Ryan Hecker, chief operating officer for the national tea party group FreedomWorks, said Mourdock's win in Indiana will ignite the party nationwide and lead to wins in Utah, Arizona, Texas and other states where it is backing conservative mavericks against other GOP veterans.

"Richard Mourdock's victory is a statement by the tea party movement in Indiana and around the country that we need to be taken seriously," Hecker said. "This is a momentum-builder for the tea party movement."


source
0 Replies
 
Lustig Andrei
 
  1  
Reply Wed 9 May, 2012 10:04 am
@georgeob1,
georgeob1 wrote:

Joe Nation wrote:

There won't be a moderate left (you'll excuse the expression) in the GOP by June.
What are you going to do, Tico?

Joe(or is it too late?)Nation


The polarization works in both directions. It started among the Democrats soon after Clinton's presidency, and it has reached a new peak level with the Obama Administration.

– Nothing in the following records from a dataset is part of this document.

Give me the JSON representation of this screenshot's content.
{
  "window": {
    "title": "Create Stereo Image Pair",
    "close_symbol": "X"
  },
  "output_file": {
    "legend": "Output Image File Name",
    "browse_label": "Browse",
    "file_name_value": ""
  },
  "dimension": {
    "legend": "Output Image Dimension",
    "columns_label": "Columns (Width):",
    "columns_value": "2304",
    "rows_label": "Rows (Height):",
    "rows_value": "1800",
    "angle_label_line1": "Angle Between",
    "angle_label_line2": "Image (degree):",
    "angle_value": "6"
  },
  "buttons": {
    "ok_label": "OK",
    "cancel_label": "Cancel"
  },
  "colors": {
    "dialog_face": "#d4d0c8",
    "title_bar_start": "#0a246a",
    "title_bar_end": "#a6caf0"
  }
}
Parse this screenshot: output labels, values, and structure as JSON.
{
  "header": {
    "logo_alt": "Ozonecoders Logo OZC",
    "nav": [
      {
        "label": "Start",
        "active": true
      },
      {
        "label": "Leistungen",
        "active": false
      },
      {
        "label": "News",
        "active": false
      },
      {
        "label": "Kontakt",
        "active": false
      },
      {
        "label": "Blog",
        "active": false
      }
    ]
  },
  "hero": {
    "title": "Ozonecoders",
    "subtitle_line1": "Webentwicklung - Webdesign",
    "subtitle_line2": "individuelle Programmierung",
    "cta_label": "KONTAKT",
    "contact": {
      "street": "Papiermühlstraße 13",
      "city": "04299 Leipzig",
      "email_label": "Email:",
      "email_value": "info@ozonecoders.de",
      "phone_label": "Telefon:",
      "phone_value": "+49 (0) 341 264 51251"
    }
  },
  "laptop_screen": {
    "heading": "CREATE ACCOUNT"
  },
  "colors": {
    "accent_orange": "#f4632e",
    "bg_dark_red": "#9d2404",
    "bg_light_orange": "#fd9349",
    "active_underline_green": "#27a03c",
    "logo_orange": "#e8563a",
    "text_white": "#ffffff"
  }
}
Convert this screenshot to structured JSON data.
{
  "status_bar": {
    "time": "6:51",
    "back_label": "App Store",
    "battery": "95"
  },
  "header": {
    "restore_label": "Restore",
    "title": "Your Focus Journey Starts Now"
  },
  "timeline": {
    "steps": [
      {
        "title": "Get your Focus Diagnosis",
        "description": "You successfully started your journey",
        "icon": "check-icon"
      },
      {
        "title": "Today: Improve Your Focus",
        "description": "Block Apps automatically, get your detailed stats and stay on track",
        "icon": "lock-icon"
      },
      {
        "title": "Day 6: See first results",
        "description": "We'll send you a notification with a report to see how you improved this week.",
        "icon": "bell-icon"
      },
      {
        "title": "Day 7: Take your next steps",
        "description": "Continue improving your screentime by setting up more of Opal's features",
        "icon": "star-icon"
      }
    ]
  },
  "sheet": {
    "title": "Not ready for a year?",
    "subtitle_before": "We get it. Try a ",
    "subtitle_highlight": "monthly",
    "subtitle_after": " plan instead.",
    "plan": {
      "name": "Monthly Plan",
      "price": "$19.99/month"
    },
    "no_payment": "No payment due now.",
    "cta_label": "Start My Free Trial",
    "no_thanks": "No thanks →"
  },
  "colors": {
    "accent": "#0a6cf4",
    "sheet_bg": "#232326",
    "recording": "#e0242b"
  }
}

Please be serios, George. Do you seriously see an analogy here? I certainly don't.
DrewDad
 
  3  
Reply Wed 9 May, 2012 10:11 am
@Lustig Andrei,
Actually, I think that many Republicans honestly believe this. Their worldview is so distorted by their ideology, that they see disagreement as obstructionism, and they see obstructionism as a legitimate tactic (when performed by Republicans).

Cycloptichorn
 
  1  
Reply Wed 9 May, 2012 10:18 am
@DrewDad,
DrewDad wrote:

Actually, I think that many Republicans honestly believe this. Their worldview is so distorted by their ideology, that they see disagreement as obstructionism, and they see obstructionism as a legitimate tactic (when performed by Republicans).


George doesn't believe there is any such thing as the term 'obstructionism.' To him, the proper function of government is not to compromise, but instead to engage in a series of escalating power struggles, in which one side repeatedly holds the national interest hostage to their own particular interests.